Piana di Gioia Tauro (Reggio Calabria). “E’ uno scenario denso di pericoli, quello che si sta addensando sull’apicoltura calabrese e in particolare della Piana di Gioia Tauro”. Lo afferma in una nota il presidente del gruppo consiliare del Ncd, Giovanni Arruzzolo. “L’infestazione da ‘aethina tumida’ che colpisce oramai gli alveari di tutta l’area di Gioia Tauro e dei comuni limitrofi, ha compromesso seriamente questa fonte di reddito uccidendo, secondo le prime stime dei produttori, decine e decine di milioni di api, nonostante che nel 2014 la Regione avesse ordinato la distruzione col fuoco degli alveari colpiti.
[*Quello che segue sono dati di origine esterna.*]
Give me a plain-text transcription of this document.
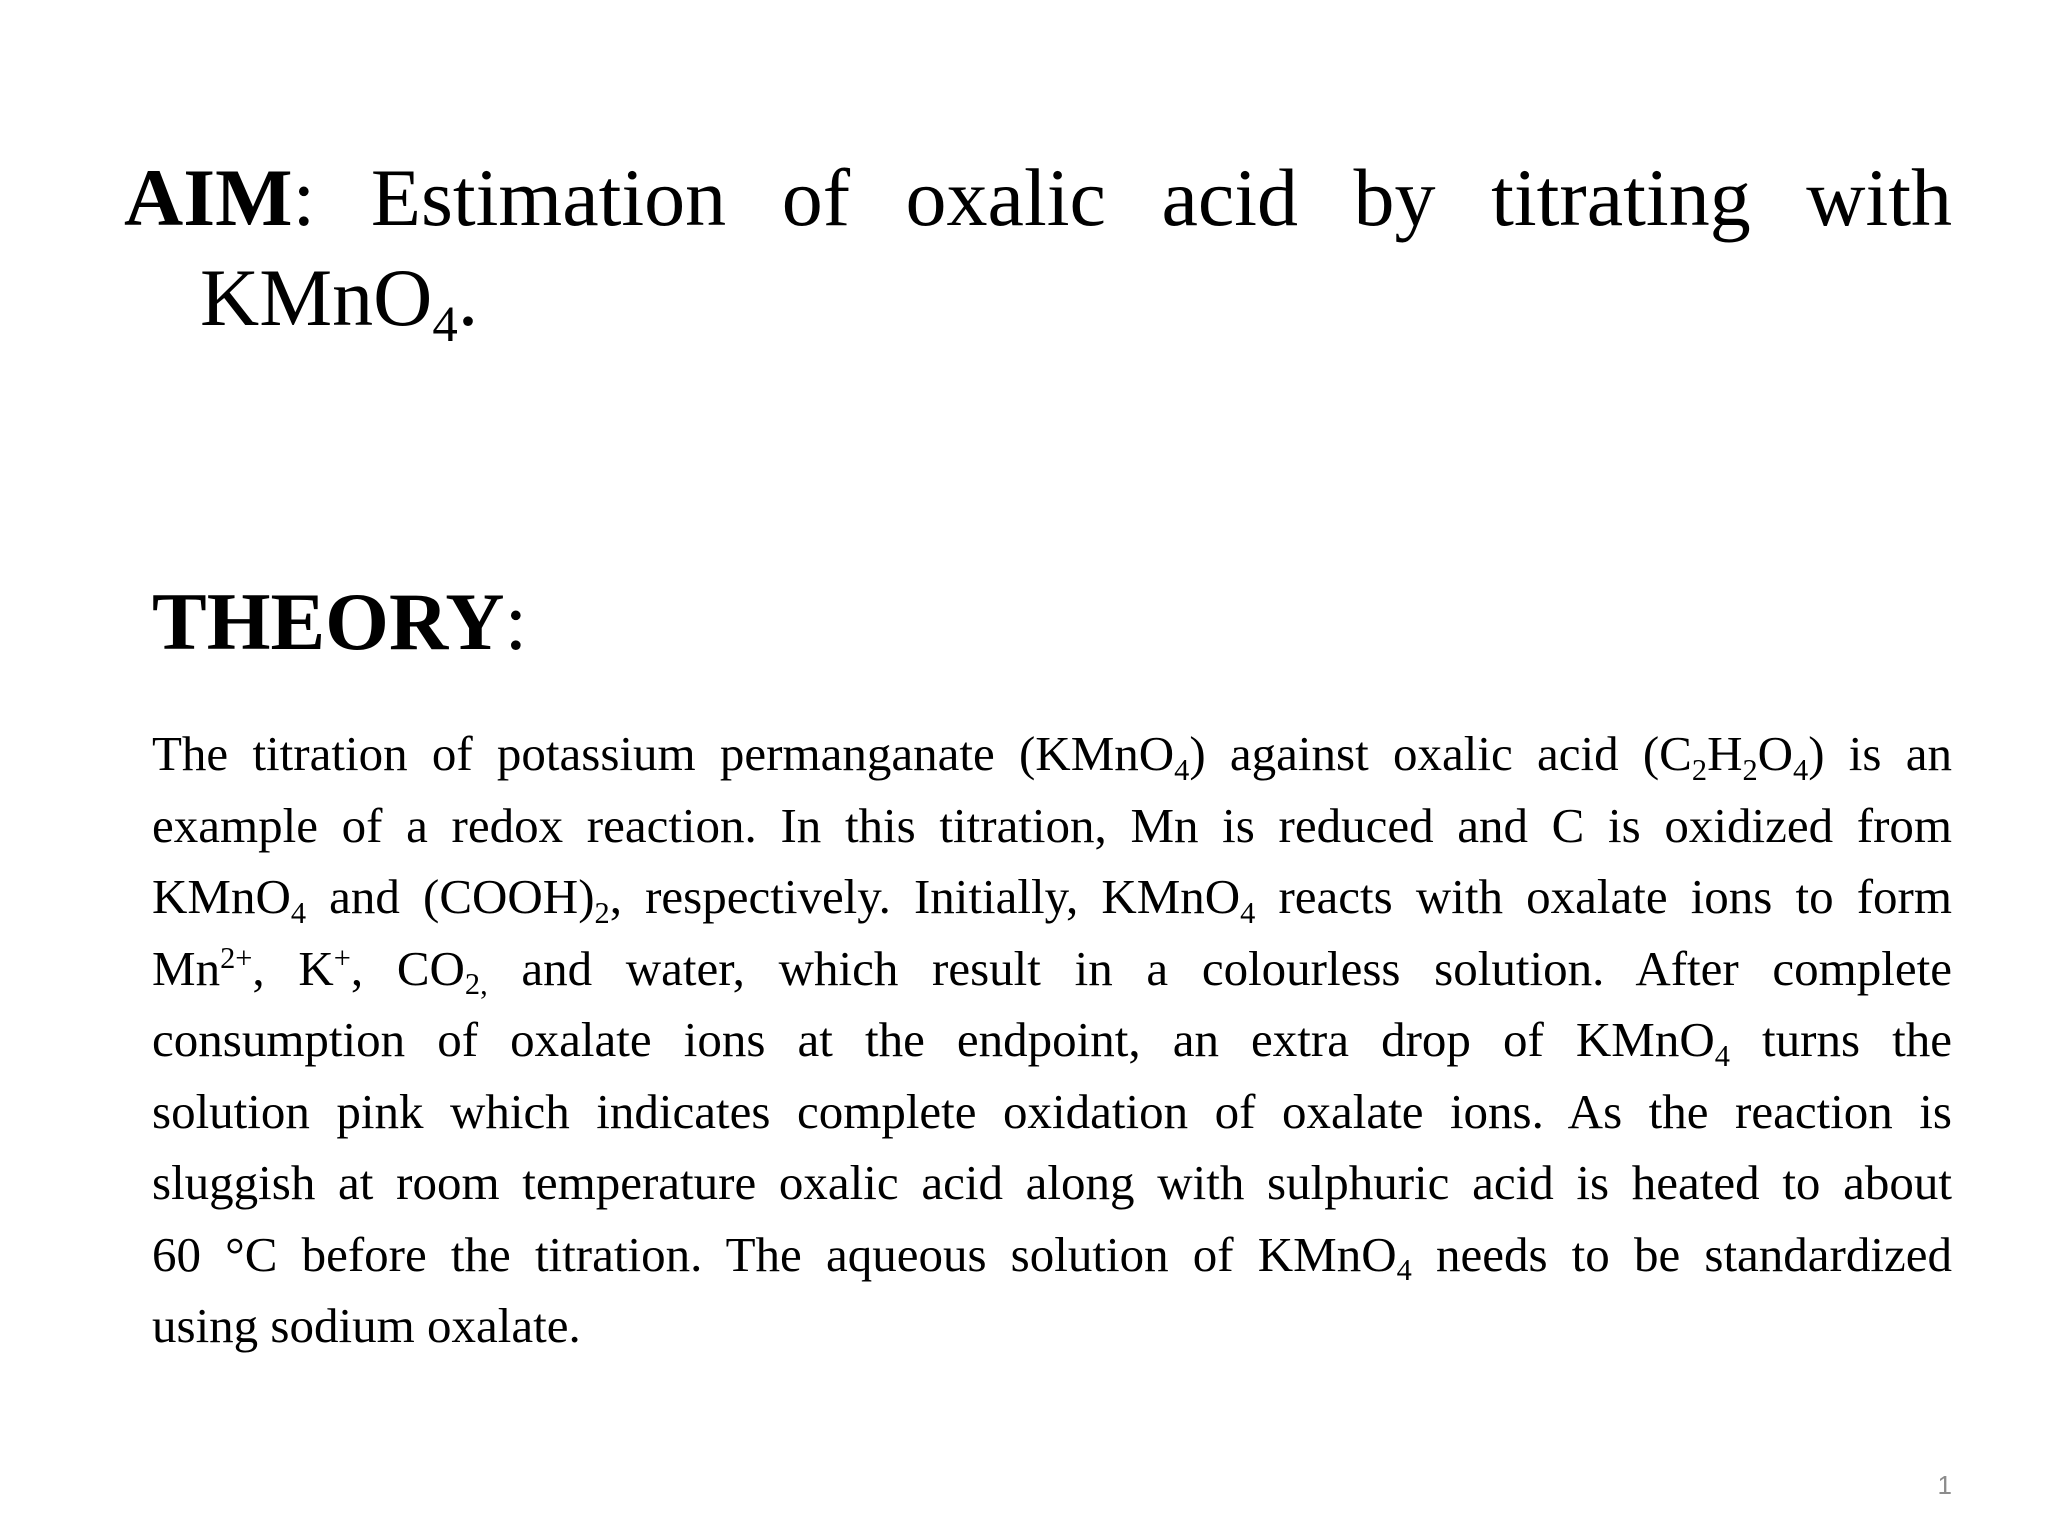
AIM: Estimation of oxalic acid by titrating with
KMnO$_4$.
THEORY:
The titration of potassium permanganate (KMnO$_4$) against oxalic acid $(C_2H_2O_4)$ is an
example of a redox reaction. In this titration, Mn is reduced and C is oxidized from
KMnO$_4$ and $(COOH)_2$, respectively. Initially, KMnO$_4$ reacts with oxalate ions to form
$Mn^{2+}$, K+, $CO_{2,}$ and water, which result in a colourless solution. After complete
consumption of oxalate ions at the endpoint, an extra drop of KMnO$_4$ turns the
solution pink which indicates complete oxidation of oxalate ions. As the reaction is
sluggish at room temperature oxalic acid along with sulphuric acid is heated to about
60 °C before the titration. The aqueous solution of KMnO$_4$ needs to be standardized
using sodium oxalate.
1
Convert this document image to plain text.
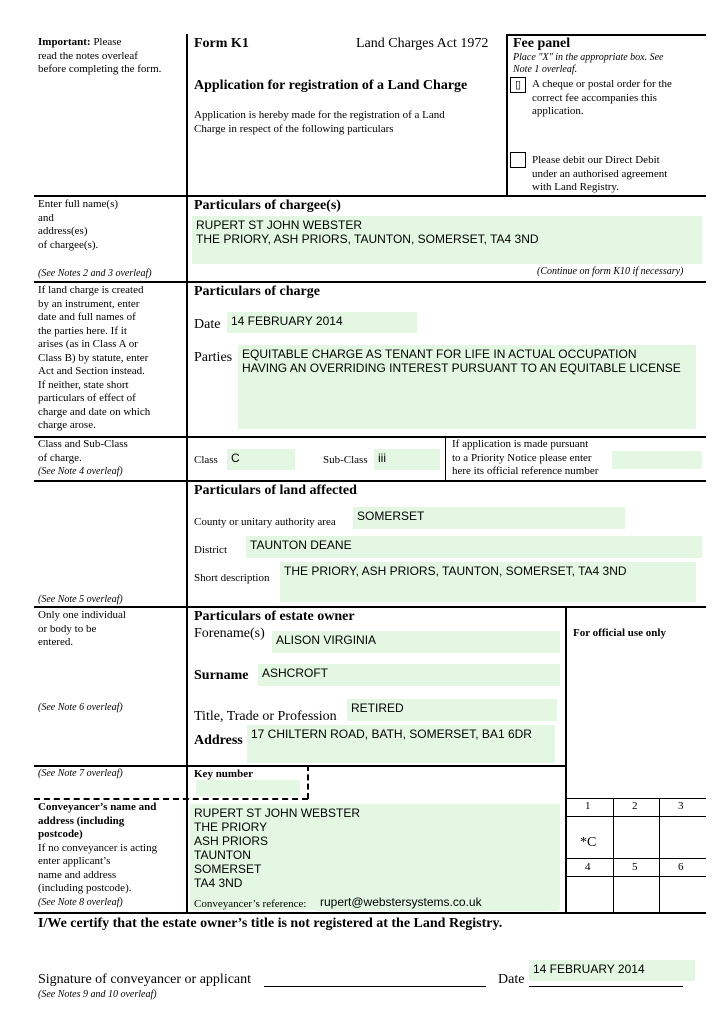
Important: Please
read the notes overleaf
before completing the form.
Form K1	Land Charges Act 1972
Application for registration of a Land Charge
Application is hereby made for the registration of a Land
Charge in respect of the following particulars
Fee panel
Place "X" in the appropriate box. See
Note 1 overleaf.
▯ A cheque or postal order for the
correct fee accompanies this
application.
Please debit our Direct Debit
under an authorised agreement
with Land Registry.
Enter full name(s)
and
address(es)
of chargee(s).
(See Notes 2 and 3 overleaf)
Particulars of chargee(s)
RUPERT ST JOHN WEBSTER
THE PRIORY, ASH PRIORS, TAUNTON, SOMERSET, TA4 3ND
(Continue on form K10 if necessary)
If land charge is created
by an instrument, enter
date and full names of
the parties here. If it
arises (as in Class A or
Class B) by statute, enter
Act and Section instead.
If neither, state short
particulars of effect of
charge and date on which
charge arose.
Particulars of charge
Date 14 FEBRUARY 2014
Parties EQUITABLE CHARGE AS TENANT FOR LIFE IN ACTUAL OCCUPATION
HAVING AN OVERRIDING INTEREST PURSUANT TO AN EQUITABLE LICENSE
Class and Sub-Class
of charge.
(See Note 4 overleaf)
Class	C	Sub-Class iii
If application is made pursuant
to a Priority Notice please enter
here its official reference number
Particulars of land affected
County or unitary authority area	SOMERSET
District	TAUNTON DEANE
Short description	THE PRIORY, ASH PRIORS, TAUNTON, SOMERSET, TA4 3ND
(See Note 5 overleaf)
Only one individual
or body to be
entered.
(See Note 6 overleaf)
Particulars of estate owner
Forename(s) ALISON VIRGINIA
Surname	ASHCROFT
Title, Trade or Profession
RETIRED
Address 17 CHILTERN ROAD, BATH, SOMERSET, BA1 6DR
For official use only
(See Note 7 overleaf)	Key number
Conveyancer’s name and
address (including
postcode)
If no conveyancer is acting
enter applicant’s
name and address
(including postcode).
(See Note 8 overleaf)
RUPERT ST JOHN WEBSTER
THE PRIORY
ASH PRIORS
TAUNTON
SOMERSET
TA4 3ND
Conveyancer’s reference:	rupert@webstersystems.co.uk
1	2	3
*C
4	5	6
I/We certify that the estate owner’s title is not registered at the Land Registry.
Signature of conveyancer or applicant	Date
14 FEBRUARY 2014
(See Notes 9 and 10 overleaf)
Qui non si tratta soltanto – afferma Arruzzolo – di un problema di sostegno economico e finanziario agli apicoltori che comunque rischiano il blocco totale dei contratti di fornitura che ne deriva, quanto la messa in discussione di una filiera produttiva di eccellenza, biologica e altamente specialistica, che verrà cancellata se non si provvederà con i mezzi scientifici a debellare l’aethina tumida’. Nel corso del 2015, risultano una trentina le aziende di apicoltura colpite nel reggino da questo flagello, con la conseguenza che gli alveari distrutti sono oltre 3300. Un colpo duro per questa nicchia di economia che sembrava nuovamente avviata con successo da tanti nostri agricoltori dopo la crisi degli anni ’80. Io credo che la Regione – dice Giovanni Arruzzolo – debba immediatamente intervenire, sul piano scientifico e degli aiuti finanziari, chiamando alla collaborazione le strutture universitarie calabresi, le facoltà di Agraria, o altri pubblici come il Consiglio nazionale delle ricerche, con l’intento di debellare definitivamente il coleottero che sta invece dimostrandosi molto combattivo ed aggressivo. Per tali ragioni, credo sia necessario altresì chiedere l’intervento dei livelli ministeriali poiché bruciare tutti gli alveari non può essere l’unica soluzione, e tutto ciò in tempi brevissimi almeno per arginare il morbo entro limiti fisiologici e giusto il tempo di approntare le contromisure, chimiche o biologiche, che lo allontanino definitivamente dagli alveari”.